We found that transitions in care constituted a substantial proportion of patient visits in one community. These visits represent opportunities where an aggregate patient record form of HIE could provide useful information. We found a notable range of transition percentages across specialties, within specialties, and across medical groups even among the modest number of clinicians in the data set.
We identified a few other reports that studied the frequency of care transitions for patients in a community, although most involved narrower clinical samples. For example, one study that investigated the frequency with which an HIE was accessed was restricted to emergency departments.13
Another study evaluated the number of patients who visited more than one emergency department within a geographic region.14
A study of the United Kingdom's effort to share clinical records was also restricted to emergency or unscheduled care settings.17
Other studies that report HIE usage numbers did not focus on appropriate levels of usage based on patient visit patterns.18
If variation in transition percentage among clinicians is common in many communities, meaningful use payments and related policy incentives should consider patient visit patterns, in addition to visit volumes, in estimates of target HIE usage.
Many providers may not access an aggregate record HIE for every care transition for good reason. Some patients' problems may be routine and data in the HIE may be unrelated to the patient's current problem or clinical episode. However, providers will often not be able to determine the relevance of the data without first reviewing them. We suggest that if providers—primary care especially—are to be responsible for coordination of patient care and comprehensive treatment of medical conditions, some fraction of the number of care transitions a provider encounters will represent a reasonable meaningful use target for a provider accessing an aggregate patient record HIE. What that fraction is should be addressed empirically. Which specific data types providers should be expected to view is also an open question and likely varies by clinician's specialty and the setting in which they are seeing the patient, as well as the specific circumstances of the patient's visit. In many clinical scenarios, providers may be expected to check for recent laboratory results, changes in problem lists and medications, or consultation notes.
Some providers may access an HIE even for repeat visits because information from the HIE had not been imported into the provider's electronic health record (EHR) during the previous visit, or because the provider had no way of knowing whether or not new data were present in the HIE. HIE vendors may reduce the need for these accesses, which could be a burden on the provider, by providing functionality that allows automatic importing of HIE data into an EHR and by implementing a visual cue that indicates whether or not new data have been added to the HIE since the patient's previous visit.

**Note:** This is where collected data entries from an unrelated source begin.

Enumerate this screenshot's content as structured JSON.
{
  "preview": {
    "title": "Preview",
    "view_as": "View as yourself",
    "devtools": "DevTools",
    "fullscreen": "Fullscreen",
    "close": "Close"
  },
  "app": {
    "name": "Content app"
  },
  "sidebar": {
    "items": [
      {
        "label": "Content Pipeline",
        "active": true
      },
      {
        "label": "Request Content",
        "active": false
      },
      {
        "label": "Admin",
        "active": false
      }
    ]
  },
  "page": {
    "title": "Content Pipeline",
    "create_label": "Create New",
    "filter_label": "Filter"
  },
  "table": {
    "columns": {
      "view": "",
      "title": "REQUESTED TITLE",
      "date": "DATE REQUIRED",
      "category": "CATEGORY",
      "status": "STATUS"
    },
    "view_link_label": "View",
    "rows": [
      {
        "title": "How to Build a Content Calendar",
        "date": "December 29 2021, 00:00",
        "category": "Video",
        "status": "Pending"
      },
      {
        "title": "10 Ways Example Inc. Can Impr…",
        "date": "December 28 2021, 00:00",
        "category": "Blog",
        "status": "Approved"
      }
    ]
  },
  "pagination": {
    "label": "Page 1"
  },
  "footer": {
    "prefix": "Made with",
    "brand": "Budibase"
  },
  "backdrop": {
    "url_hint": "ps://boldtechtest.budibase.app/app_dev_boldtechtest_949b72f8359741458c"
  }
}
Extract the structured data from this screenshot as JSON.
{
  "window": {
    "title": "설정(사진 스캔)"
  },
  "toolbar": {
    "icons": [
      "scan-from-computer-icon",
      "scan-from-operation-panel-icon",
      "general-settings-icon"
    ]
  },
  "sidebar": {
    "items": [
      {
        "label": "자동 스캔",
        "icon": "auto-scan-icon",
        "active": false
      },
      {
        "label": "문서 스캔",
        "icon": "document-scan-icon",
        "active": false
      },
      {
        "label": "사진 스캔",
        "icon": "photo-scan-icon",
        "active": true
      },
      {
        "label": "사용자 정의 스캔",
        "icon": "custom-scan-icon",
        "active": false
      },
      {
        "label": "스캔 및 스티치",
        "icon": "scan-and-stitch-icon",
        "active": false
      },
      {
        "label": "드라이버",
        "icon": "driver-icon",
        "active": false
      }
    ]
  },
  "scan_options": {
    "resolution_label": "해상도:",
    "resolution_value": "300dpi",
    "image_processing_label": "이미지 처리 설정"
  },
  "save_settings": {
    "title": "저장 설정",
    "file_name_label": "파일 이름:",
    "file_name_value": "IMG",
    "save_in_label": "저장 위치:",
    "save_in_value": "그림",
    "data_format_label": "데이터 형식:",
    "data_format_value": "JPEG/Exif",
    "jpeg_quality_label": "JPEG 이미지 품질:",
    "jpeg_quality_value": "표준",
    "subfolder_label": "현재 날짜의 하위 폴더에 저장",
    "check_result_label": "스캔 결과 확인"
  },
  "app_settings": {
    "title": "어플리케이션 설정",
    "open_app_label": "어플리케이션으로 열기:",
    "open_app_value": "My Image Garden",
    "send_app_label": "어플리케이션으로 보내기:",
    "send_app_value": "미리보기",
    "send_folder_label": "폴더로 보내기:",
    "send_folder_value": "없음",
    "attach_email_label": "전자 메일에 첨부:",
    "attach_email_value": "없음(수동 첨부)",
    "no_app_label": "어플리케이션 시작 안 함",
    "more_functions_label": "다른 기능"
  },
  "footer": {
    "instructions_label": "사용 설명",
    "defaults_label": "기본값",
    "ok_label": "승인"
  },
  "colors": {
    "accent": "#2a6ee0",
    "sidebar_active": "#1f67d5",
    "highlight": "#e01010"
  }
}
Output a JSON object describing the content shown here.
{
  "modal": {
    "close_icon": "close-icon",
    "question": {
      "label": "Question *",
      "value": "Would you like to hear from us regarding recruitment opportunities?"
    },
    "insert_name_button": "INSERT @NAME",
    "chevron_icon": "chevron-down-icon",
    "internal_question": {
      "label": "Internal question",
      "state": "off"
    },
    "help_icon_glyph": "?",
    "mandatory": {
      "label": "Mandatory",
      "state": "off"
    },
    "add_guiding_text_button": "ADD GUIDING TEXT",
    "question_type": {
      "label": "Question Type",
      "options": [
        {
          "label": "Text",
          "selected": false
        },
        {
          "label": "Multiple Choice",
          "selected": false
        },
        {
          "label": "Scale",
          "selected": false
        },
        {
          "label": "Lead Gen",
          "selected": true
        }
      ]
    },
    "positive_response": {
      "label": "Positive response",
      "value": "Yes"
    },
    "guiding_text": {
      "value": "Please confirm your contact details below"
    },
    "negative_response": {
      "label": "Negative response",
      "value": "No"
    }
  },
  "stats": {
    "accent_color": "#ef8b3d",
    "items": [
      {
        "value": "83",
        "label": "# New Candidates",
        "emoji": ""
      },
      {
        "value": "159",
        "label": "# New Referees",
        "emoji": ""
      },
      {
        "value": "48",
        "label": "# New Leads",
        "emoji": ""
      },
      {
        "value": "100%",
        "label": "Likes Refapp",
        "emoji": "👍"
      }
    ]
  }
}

Aggregate records in HIEs may not always be comprehensive and include up-to-date information from all providers in the community because some providers may not participate and some may not always contribute data immediately following every patient visit.10
Also, some providers may not have easy access to the HIE. Therefore, realistic usage targets will likely be lower than the estimates in this study but will still be computable from the patient visit patterns of providers who participate in HIEs.
In addition to assessing HIE accesses, meaningful use payments might also consider including accesses to medical groups' EHRs for care transitions within medical groups, which accounted for 10%–15% of visits in the community we studied and may be more or less in other communities, although data exchange is much easier within a group that shares an EHR. This may be especially important for large medical groups in which many patients receive most of their care, because many care transitions will likely occur between providers within those groups and incentives may be needed to ensure care within the group is coordinated.
If measures of HIE accesses are to be used in connection with incentive payments, HIE and EHR vendor companies must offer the capability to report these metrics. It is unlikely that vendors will develop functionalities to report metrics that can be compared across HIEs without some change in their incentives offered. We recommend that vendors should be required to support these metrics as a condition of certification.19
Vendors would likely be able to calculate counts of actual HIE accesses as well as the volume of care transitions from data they already capture in audit trails, although they should not be expected to develop their own algorithms for doing this—development of a single algorithm might be helpful and also could diminish the risk of ‘gaming’ or manipulation of the system.
Gaming is a serious concern; in particular, direct incentives to providers simply to access HIE may not be a judicious approach to encourage meaningful use.20
The risk of gaming should be studied empirically. In addition to being used to assess providers' usage, care transition metrics may also be applied to evaluate and compare the effectiveness of HIE organizations and regional extension centers in engaging clinical users. One option might be to incentivize HIEs in particular to have higher clinician usage rates. We have observed when evaluating a working HIE that the doctors would have benefitted from some simple office training, but the HIE did not have an incentive to provide such training.10
This study has several important limitations. It focused on only one small community and thus may not be generalizable to other care settings. Visit patterns may be different in different types of communities, such as urban settings, and may have more or less variation in transition percentage. In addition, our claims data were limited to the claims submitted to one private payer, so the results may not be generalizable to other payers. Also, visits from patients over 65 years of age or from patients or providers not covered by the payer were not included. We also did not account for providers who changed medical groups during the study period.
In conclusion, in this study within one community, we found that a substantial percentage of patient visits involved care transitions. This finding supports previous studies that identified significant potential use for HIE, especially for aggregate patient records. We also found substantial differences in care transition patterns by type of practice in this community, which suggests that patient visit patterns should be considered when incentives to foster providers' meaningful use of health data exchange functionality are being designed.